W końcu sam mecz. Oczywiście, że lepiej się ogląda prawdziwy mecz, najlepiej w play-offs, w NBA, niż mecz gwiazd, ale i ten ostatni ma swoje smaczki. Basket pozwala popisać się jakimiś bardzo widowiskowymi zagraniami czy to w kozłowaniu, czy w podaniach, czy rzutach, czy też efektownych wsadach. W siatkówce te możliwości są bardzo ograniczone. Można by zaprezentować coś ładnego dla oka, ale trzeba by wcześniej coś takiego wytrenować. Powtórzyć parę razy. A tu nie ma o niczym takim mowy. Z lenistwa uczestników. To już częściej takie zagrania zobaczymy w normalnych meczach, gdy drużyna ma sporą przewagę. Pamiętamy choćby słynne zbiegnięcia Uriarte-Conte. Ostatnio Zaxa zagrała piękną podwójną krótką, w której to akcji dokładnie w jednakowym tempie do ataku biegło dwóch zawodników - środkowy i prawoskrzydłowy (poprzednio to zagranie widziałem kilka lat temu w wykonaniu Marshalla, ale nie pamiętam w jakiej drużynie - gdzieś chyba w LM).
W siatkówce też można zaskoczyć jakimś niesamowitym zagraniem. Kilka lat temu rozgrywany był mecz naszych złotych olimpijczyków w wieku przedemerytalnym przeciwko aktualnej wtedy kadrze, bodaj z Kłosem Ireneuszem, nie wiem, czy nie z Drzyzgą Wojciechem i Jaroszem Maciejem. Było to spotkanie do dwóch wygranych. Mistrzowie wygrali jednego seta (dzisiaj nie potrafię ocenić, czy uczciwie, ale wtedy wydawało misie, że tak). Mecz był grany na poważnie. Prawdziwą perełkę zastosował członek Hall of Fame, TW Sypacz, czyli Gościniak Stanisław. W jednej z akcji, gdy po przyjęciu (a może po dograniu) piłka leciała do niego wysokim łukiem, nagle się przewrócił na plecy. Zdezorientowani przeciwnicy patrzyli co się dzieje, a Stasio leżąc wystawił piłkę między nogami sposobem górnym a jego skrzydłowy bez bloku zdobył punkt. Wspominając to wydarzenie przydzielam "meczowi" "gwiazd" zaszczytny tytuł największej żenady roku.
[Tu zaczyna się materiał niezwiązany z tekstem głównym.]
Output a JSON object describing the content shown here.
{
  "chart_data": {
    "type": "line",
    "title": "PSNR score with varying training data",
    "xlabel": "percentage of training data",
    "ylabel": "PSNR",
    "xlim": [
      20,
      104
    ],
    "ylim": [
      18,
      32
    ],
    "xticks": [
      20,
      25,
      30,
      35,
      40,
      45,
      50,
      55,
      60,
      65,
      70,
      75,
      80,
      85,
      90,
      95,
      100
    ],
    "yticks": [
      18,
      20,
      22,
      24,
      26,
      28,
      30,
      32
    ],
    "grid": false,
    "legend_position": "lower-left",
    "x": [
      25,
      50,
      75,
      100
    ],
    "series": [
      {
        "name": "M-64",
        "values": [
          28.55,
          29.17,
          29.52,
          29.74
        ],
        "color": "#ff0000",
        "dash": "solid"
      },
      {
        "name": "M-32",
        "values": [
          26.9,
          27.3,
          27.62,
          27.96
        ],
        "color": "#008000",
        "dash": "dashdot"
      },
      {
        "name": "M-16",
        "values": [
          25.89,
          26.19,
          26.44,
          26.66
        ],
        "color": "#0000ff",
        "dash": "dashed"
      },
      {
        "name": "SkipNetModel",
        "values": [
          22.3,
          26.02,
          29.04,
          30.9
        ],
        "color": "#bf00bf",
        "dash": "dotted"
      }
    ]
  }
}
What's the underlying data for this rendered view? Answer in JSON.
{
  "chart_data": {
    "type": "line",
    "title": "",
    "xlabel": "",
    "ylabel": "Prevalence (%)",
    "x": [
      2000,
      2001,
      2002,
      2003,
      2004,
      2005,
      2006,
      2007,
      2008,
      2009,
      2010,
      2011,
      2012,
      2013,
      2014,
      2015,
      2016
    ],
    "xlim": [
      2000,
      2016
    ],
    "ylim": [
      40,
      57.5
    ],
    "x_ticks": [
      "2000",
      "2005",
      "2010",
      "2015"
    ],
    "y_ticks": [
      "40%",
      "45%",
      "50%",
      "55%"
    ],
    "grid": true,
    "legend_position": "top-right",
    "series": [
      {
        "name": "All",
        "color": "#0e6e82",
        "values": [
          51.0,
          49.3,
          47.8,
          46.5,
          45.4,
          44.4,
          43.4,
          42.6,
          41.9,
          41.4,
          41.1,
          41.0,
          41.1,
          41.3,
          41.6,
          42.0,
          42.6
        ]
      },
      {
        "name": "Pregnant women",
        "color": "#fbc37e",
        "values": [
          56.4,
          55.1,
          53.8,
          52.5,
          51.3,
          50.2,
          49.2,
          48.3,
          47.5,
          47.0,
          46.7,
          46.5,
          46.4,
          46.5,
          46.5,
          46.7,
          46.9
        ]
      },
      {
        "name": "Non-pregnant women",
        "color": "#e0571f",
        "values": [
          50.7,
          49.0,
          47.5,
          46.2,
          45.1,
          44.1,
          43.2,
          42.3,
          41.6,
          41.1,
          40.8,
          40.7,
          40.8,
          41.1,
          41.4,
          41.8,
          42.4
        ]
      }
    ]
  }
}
I faktycznie szkoda mi sympatycznego Hidalgo.
#muremzaheynenem
Odpowiadam tylko za to, co napisałem, a nie za to, co sobie pomyślałeś, czytając.
Odpowiadam tylko za to, co napisałem, a nie za to, co sobie pomyślałeś, czytając.
Re: Mecz Gwiazd
Szczerze mówiąc to bardzo mi się "spodobał" Mozdzonek i reszta chłopaków z Resovii u boku graczy JW w pierwszym secie. Kampa miałby pole do popisu przy takich środkowych.
Re: Mecz Gwiazd
dygresja...
widzę, że jestem tuż za TobąNoworoczny pisze:Danny Ainge czy inny Jeff Hornacek
Zgoda, ale moim zdaniem i na to jest prosty sposób. Wystarczyło przed meczem zebrać trenerów i zawodników i dać jedno założenie: Panowie, blok skacze tylko pojedynczy! I jesteśmy w domu! Rozgrywający mogą śmiało zaryzykować nieszablonowe zagrania, atakujący mają łatwiej, a gdy nadzieją się na blok, to będzie on też widowiskowy. Ważne by zagrać mecz, a nie zrobić skecz.Noworoczny pisze:Basket pozwala popisać się jakimiś bardzo widowiskowymi zagraniami czy to w kozłowaniu, czy w podaniach, czy rzutach, czy też efektownych wsadach. W siatkówce te możliwości są bardzo ograniczone.